No fewer shots were fired the next day, and when I was later able to get to this ground, it was all harrowed up with enormous holes even in the gullies that ran crosswise through the hill itself. The men crouched in the trenches where death threatened any exposed movement and the falling shells often carried the works away wholesale, wounding and killing large numbers.
A wounded officer, much loved by his men, was asked by them what they could do to pay the enemy back, and he answered, "Sit and Wait."

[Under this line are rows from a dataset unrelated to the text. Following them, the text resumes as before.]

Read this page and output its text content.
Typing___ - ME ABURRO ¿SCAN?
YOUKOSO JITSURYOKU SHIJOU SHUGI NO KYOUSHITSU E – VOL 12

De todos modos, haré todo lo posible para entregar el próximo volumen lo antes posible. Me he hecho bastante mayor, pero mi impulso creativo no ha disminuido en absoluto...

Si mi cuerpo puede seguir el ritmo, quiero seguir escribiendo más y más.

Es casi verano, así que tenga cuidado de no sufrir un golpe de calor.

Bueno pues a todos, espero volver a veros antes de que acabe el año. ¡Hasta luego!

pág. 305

This time the cannonade was not, as so often with the Austrians, simply a nerve-stricken discharge of ammunition. When the hill, and especially the line of our trenches, had been covered with shell, and the defenders had been long enough reduced to a condition of paralysis and impotence, a whole division of the gallant Tirolese advanced on the projecting angle of the line. These are the best troops that Austria has left, and they were opposed to parts of two Russian regiments. They ensconced themselves at night in rifle pits on a lower ridge of the hill, and forcing their way up found lodgment in a small wood and even occupied some disused trenches only fifty yards from the Russians. They planted a flag; and the fire of their artillery, which was this day wonderfully accurate, continued to pound the Russians over the heads of the Tirolese infantry. An attempt was made to break through the Russian line at the point of the angle, which was also the junction of the two defending regiments.